Communication Considerations

  • Carry a card with local emergency response numbers and contact information of all fieldwork stakeholders. Develop and maintain a fixed check-in schedule with contacts who are not in the field (in-country partners and/or U-M contacts). Check in even if there is “no news” to report. Make sure your check-in contacts know what to do if you miss a regularly scheduled check-in.
  • Confirm cellular communication coverage for your field site/s. If in doubt, anticipate being out of service range and plan non-cellular means of communication (e.g., satellite phones, two-way radios, etc.) with both field site participants and check-in contacts in-countryand/or at U-M. Even if you anticipate connectivity, have a backup means of communication in case cell coverage is spotty or disrupted.
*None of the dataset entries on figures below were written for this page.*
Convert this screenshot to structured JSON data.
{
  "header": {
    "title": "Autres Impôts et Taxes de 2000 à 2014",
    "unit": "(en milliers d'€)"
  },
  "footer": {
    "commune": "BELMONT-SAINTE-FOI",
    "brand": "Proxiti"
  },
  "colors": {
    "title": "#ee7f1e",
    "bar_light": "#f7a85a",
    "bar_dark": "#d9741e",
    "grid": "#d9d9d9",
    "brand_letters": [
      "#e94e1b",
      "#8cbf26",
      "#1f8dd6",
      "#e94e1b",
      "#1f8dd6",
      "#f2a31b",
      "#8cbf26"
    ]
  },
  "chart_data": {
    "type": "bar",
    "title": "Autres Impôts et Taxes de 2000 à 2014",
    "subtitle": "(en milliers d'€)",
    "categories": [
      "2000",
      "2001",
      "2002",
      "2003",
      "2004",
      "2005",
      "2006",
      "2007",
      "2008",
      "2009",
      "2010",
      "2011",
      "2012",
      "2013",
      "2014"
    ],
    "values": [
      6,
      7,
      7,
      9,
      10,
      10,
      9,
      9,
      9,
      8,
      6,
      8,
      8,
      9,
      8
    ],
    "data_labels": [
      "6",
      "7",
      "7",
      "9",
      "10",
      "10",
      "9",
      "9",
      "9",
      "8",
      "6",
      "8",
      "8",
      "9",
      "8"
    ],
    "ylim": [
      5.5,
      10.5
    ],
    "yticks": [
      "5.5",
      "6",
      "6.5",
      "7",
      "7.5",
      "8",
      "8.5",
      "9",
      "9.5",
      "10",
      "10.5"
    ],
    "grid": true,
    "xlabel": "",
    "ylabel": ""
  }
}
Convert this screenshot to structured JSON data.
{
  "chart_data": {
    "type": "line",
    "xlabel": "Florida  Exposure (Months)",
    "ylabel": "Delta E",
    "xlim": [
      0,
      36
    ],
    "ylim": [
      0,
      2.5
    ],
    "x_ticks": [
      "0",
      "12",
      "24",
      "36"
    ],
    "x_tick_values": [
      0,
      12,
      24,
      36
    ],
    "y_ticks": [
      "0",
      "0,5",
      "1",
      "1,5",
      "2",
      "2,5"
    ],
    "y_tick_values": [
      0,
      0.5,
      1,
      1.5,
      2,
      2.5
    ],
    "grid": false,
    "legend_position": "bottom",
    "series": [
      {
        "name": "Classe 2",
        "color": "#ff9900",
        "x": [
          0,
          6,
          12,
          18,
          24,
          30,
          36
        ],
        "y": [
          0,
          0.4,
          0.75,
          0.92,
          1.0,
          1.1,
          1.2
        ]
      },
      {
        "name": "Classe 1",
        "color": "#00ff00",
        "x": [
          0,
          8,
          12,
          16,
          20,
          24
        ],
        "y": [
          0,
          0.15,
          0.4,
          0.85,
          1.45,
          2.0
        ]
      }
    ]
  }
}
NOTE: Satellite phones are prohibited or controlled in certain countries. Verify legality in your destination/s before departure.
  • Consider a satellite messenger or personal locator beacon with an SOS function that can transmit your location in an emergency. NOTE: GeoBlue does not include Search and Rescue (SAR) insurance coverage recommended for these devices. Be sure to explore SAR options if needed.
  • Regularly test and perform maintenance on communications equipment. Make sure the batteries are charged. Bring extra batteries, chargers, or alternate power supplies.

Additional Best Practices to Consider

  • Familiarize yourself with your unit’s field operating policies and code of conduct if they exist.
  • Consider informing local authorities/contacts of the location and duration of your remote fieldwork.
  • Develop a written safety plan with field site information, risks and risk mitigation strategies, and emergency procedures. Share the plan with fieldwork stakeholders.
  • Vehicle safety is crucial. Conduct pre-trip vehicle inspections (e.g., check brakes, lights, signals, wipers, mirrors, horn, fuel, other gauges, fluid leaks, tire pressure, spare tire and changing tools, etc.) and perform necessary maintenance. Employ defensive driving techniques and take appropriate terrain or weather-related precautions. Avoid driving after dark. Never drive while tired. Always wear a seat belt.
  • Avoid working alone (i.e., out of sight or voice range) whenever possible.
  • Note for Group Travel: Students should never work alone in the field. Conduct fieldwork in pairs at a minimum. Implement a headcount procedure to ensure participants are accounted for at the remote site. Develop a response procedure in case of a missing participant.